Pakistan Claims ‘Irrefutable Evidence’ of Indian Links to Terrorism on Pakistani Soil

Pakistan has accused rival India of running dozens of training camps in Afghanistan for multiple globally outlawed militant groups to plot terrorism on Pakistani soil to destabilize the country.
 
Foreign Minister Shah Mehmood Qureshi and army spokesman Major-General Babar Iftikhar, at a joint news conference Saturday, presented what they said was “irrefutable evidence” linking India directly to almost all recent terrorist attacks across Pakistan.
 
Babar displayed for the first time what he said were documents, banking transactions worth millions of dollars, audio clips and details of contacts between Indian intelligence operatives and diplomats with fugitive Pakistani militants operating out of Afghanistan.
 
“Uncontrivable evidence reveals that Indian embassies and consulates operating along Pakistan’s borders have become hub of terror sponsorship against Pakistan,” the general said.  
 
“We have verifiable evidence of terrorists funding by India.

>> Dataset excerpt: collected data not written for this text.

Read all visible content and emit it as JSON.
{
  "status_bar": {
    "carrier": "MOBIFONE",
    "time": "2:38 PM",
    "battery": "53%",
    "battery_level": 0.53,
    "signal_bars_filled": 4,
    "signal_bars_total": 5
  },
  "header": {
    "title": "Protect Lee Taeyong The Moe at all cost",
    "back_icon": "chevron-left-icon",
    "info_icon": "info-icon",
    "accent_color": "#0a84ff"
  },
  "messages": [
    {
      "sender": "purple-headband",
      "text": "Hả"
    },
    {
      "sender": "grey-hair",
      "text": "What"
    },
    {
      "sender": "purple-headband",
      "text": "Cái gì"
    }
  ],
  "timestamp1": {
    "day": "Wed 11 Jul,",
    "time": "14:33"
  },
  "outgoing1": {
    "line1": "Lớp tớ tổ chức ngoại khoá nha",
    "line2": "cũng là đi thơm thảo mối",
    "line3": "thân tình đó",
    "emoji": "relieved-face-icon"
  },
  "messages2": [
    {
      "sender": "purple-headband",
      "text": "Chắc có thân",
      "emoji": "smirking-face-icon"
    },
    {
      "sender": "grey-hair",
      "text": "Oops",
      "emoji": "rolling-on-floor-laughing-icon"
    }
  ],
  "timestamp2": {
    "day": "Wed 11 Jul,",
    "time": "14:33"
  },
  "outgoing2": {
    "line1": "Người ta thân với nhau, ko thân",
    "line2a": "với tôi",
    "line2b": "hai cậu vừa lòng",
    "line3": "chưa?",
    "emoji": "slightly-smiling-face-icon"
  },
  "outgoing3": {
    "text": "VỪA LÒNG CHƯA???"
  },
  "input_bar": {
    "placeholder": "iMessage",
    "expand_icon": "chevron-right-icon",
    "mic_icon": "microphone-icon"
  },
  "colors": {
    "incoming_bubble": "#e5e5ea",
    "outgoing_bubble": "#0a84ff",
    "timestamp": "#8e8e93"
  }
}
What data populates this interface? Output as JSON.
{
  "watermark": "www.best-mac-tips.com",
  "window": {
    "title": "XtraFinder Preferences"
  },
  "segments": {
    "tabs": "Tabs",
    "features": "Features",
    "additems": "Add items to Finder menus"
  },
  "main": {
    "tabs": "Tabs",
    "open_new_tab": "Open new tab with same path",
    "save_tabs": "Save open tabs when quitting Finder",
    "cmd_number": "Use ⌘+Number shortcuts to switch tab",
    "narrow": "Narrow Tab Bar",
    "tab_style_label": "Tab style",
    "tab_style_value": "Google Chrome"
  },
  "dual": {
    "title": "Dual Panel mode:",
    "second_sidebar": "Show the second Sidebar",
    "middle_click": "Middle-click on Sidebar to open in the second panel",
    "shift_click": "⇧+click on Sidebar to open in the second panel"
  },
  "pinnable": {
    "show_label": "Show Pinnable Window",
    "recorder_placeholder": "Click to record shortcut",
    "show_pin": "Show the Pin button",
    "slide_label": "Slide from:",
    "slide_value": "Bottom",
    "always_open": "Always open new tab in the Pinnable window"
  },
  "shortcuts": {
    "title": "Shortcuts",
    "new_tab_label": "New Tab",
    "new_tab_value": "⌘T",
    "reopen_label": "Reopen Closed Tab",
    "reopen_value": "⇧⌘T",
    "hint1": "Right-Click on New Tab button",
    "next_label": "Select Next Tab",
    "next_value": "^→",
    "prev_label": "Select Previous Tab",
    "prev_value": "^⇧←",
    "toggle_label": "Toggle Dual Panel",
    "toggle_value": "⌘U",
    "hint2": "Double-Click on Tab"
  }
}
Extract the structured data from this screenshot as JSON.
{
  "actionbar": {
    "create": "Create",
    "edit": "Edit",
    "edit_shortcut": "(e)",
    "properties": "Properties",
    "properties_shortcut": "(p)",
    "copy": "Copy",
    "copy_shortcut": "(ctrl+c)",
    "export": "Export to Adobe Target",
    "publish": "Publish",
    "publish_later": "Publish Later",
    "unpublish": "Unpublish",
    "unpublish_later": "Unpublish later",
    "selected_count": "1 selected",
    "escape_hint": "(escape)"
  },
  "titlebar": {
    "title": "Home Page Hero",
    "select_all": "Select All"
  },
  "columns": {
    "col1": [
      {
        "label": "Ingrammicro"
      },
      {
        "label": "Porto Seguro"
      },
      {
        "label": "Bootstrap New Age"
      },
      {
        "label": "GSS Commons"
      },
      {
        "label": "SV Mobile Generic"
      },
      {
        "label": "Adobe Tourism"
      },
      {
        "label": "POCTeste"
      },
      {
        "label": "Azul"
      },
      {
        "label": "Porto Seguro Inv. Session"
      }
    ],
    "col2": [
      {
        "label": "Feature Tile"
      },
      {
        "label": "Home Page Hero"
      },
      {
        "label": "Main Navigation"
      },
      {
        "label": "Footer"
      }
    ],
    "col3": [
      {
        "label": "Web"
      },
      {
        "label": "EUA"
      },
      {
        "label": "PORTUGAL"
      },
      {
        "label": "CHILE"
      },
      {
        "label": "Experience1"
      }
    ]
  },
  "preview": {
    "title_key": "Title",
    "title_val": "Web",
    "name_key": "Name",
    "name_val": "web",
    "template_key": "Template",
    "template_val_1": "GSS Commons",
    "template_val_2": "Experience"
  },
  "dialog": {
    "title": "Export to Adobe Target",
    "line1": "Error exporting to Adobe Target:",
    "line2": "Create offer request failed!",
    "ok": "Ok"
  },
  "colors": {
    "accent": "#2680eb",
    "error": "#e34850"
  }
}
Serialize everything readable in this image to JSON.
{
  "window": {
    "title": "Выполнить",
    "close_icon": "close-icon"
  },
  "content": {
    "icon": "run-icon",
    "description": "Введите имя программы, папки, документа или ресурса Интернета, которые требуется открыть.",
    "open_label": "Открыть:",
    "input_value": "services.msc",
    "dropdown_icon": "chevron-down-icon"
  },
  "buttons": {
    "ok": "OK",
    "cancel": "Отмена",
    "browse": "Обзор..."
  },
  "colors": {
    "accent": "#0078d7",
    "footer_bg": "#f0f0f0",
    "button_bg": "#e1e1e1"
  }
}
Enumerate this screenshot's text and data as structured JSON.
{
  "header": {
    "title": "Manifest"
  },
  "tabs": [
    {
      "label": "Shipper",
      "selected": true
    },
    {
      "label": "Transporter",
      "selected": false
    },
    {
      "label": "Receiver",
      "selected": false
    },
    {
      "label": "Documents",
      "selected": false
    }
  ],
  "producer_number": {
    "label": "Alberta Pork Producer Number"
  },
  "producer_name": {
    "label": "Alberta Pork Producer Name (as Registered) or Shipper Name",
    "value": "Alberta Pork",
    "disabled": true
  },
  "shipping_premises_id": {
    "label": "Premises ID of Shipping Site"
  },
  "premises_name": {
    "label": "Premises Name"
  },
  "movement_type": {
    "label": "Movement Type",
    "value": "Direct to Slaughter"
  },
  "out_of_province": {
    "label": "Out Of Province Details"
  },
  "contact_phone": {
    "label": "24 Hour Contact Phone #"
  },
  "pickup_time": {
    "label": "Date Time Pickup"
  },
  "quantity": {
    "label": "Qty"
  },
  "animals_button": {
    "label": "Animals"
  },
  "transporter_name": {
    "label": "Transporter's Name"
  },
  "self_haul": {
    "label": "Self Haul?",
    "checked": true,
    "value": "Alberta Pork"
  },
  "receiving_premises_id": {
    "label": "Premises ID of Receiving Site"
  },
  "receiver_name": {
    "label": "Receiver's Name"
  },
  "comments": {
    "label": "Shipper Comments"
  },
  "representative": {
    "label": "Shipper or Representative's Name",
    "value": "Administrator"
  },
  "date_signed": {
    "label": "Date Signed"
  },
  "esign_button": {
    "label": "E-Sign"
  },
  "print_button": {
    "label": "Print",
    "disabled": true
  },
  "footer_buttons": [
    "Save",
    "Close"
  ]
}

Indian ambassadors in Afghanistan have been regularly supervising various terrorist activities,” Babar added.  
 
Neither Indian officials nor the Afghan government have immediately commented on the Pakistani allegations, though both New Delhi and Kabul have in the past rejected similar allegations levelled by Islamabad.  
 
“The evidence provided by Pakistan provides concrete proof of Indian financial and material sponsorship of multiple terrorist organizations, including U.N.-designated terrorist organizations Jamaat ul Ahrar, Bloch Liberation Army and Tehrik-i-Taliban Pakistan,” Qureshi said.  
 
The groups Qureshi named are believed to have taken shelter in Afghanistan after fleeing years of sustained Pakistani counterterrorism operations. U.S. drone strikes against suspected militant hideouts in the neighboring country have also killed top fugitive leaders of these groups.
 
The foreign minister said his government would share the “dossier” with the United Nations and five permanent members of the U.N. Security Council, including the United States, China, Russia, Britain and France to pressure India to halt its terrorist actives inside Pakistan.
 
“We are now presenting irrefutable evidence to the world to demonstrate the Indian state’s direct sponsorship of terrorism in Pakistan that has resulted in the deaths of innocent Pakistanis. The international community can no longer turn a blind eye to this rogue behavior,” Qureshi said.Michael Kugelman, deputy director Asia program at Washington’s Wilson Center, observed that Pakistan’s allegations about Indian-sponsored terror are not new at all.  
 
“They’ve been made for years. What is new is providing more detail on the allegations and placing these details squarely in the public [and global] eye,” tweeted Kugelman. Local residents stand beside a burning house following cross-border shelling between Pakistani and Indian forces in Tehjain village at the Line of Control in Neelum Valley, Pakistan-administered Kashmir, Nov. 13, 2020.Kashmir clashes  
 
Pakistan’s allegations came a day after military skirmishes with India along the de facto frontier in disputed Kashmir killed at least 13 people on both sides. One injured nearly 30, with both sides accusing each other of initiating the fighting in violation of a mutual cease-fire.
 
“It’s a serious escalation … We have given them a very befitting reply. There have been massive losses on Indian side in men and material,” Babar told reporters Saturday.
 
Pakistan confirmed the clashes had killed one of its soldiers and four civilians while 17 other people, including five soldiers, also were wounded.  
 
For their part, Indian military officials accused Pakistani troops of committing “unprovoked” cease-fire violations and reported the death of four soldiers and four civilians on their side of the Kashmir ceasefire boundary, known as the Line of Control. The de facto border splits Indian- and Pakistani-administered parts of the Himalayan region, which both India and Pakistan claim in its entirety
 
The nuclear-armed rival countries have fought several wars and low-intensity conflicts over Kashmir since gaining independence from Britain in 1947. Pakistan and India mutually declared a cease-fire on the LoC in 2003 in a bid to ease regional tensions.  
 
However, the truce has been almost torn apart in the face of frequent military clashes in recent years, fueling tensions and plunging bilateral relations to historic lows.